File #4 – Although this file comes in handy primarily when dealing with a new “unknown” potential chronic condition, I continue to keep this file for my own easy reference. For example, I will occasionally think about something I want to research about my conditions, and many times will pull my diagnostic test results for the correct medical terminologies or because it pertains specifically to the actual information on a specific diagnostic report that I want to research.
File #5 – This file gives a running history in writing and from my perspective, about every aspect of my health. It includes chronological information that can be used to gauge progression as well as the length of time that each condition has existed in my life. This information is invaluable not only when dealing with the medical community, but also when dealing with Social Security.

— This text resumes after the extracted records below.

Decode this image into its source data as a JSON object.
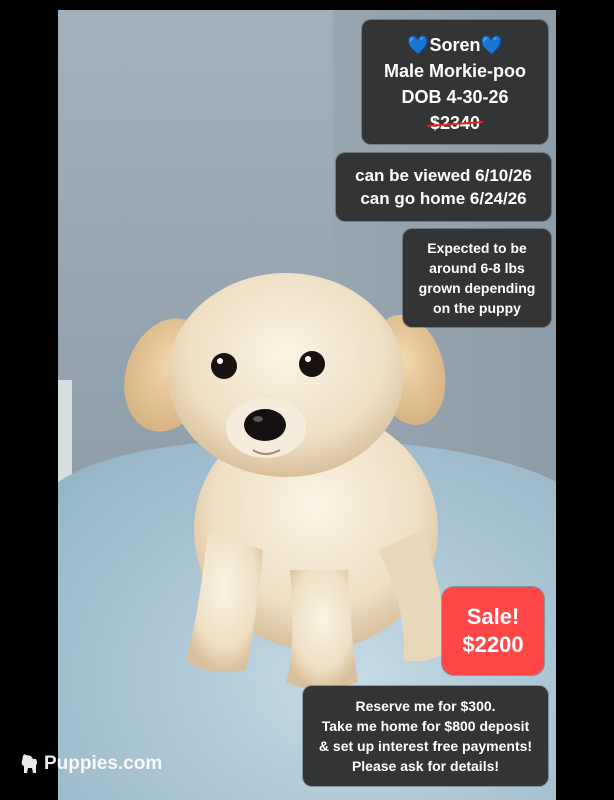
{
  "info_card": {
    "name_line": "💙Soren💙",
    "breed_line": "Male Morkie-poo",
    "dob_line": "DOB 4-30-26",
    "old_price": "$2340"
  },
  "dates_card": {
    "line1": "can be viewed 6/10/26",
    "line2": "can go home 6/24/26"
  },
  "size_card": {
    "line1": "Expected to be",
    "line2": "around 6-8 lbs",
    "line3": "grown depending",
    "line4": "on the puppy"
  },
  "sale_card": {
    "label": "Sale!",
    "price": "$2200",
    "color": "#ff4747"
  },
  "reserve_card": {
    "line1": "Reserve me for $300.",
    "line2": "Take me home for $800 deposit",
    "line3": "& set up interest free payments!",
    "line4": "Please ask for details!"
  },
  "watermark": {
    "text": "Puppies.com",
    "icon": "dog-silhouette-icon"
  }
}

Essentially, I created my files based on my own experiences, which included the many specialists I have seen and what type of information each specialist required. Additionally, the documents in each file are arranged in chronological order by date, with the most recently dated document in front. I found that this not only assists me, but also assists a specialist who can look at my medical records from the beginning to the present, in chronological order. Again, each patient’s medical history is different. In my case, my system helps me spend less time figuring out what to give to a particular specialist, since I have created condition specific files. I only need to grab the file, make a copy, and proceed to the appointment. I do not have to spend hours digging through all of my records trying to determine which ones to provide to a specialist. Finally, I do not end up providing information overload to a specialist; by including information that is not relevent to the condition that specialist treats.
I have found that organization has become a key benefit for me, and it is just another aspect of dealing with my chronic conditions. It saves me time, which allows me to focus on the more important things in life.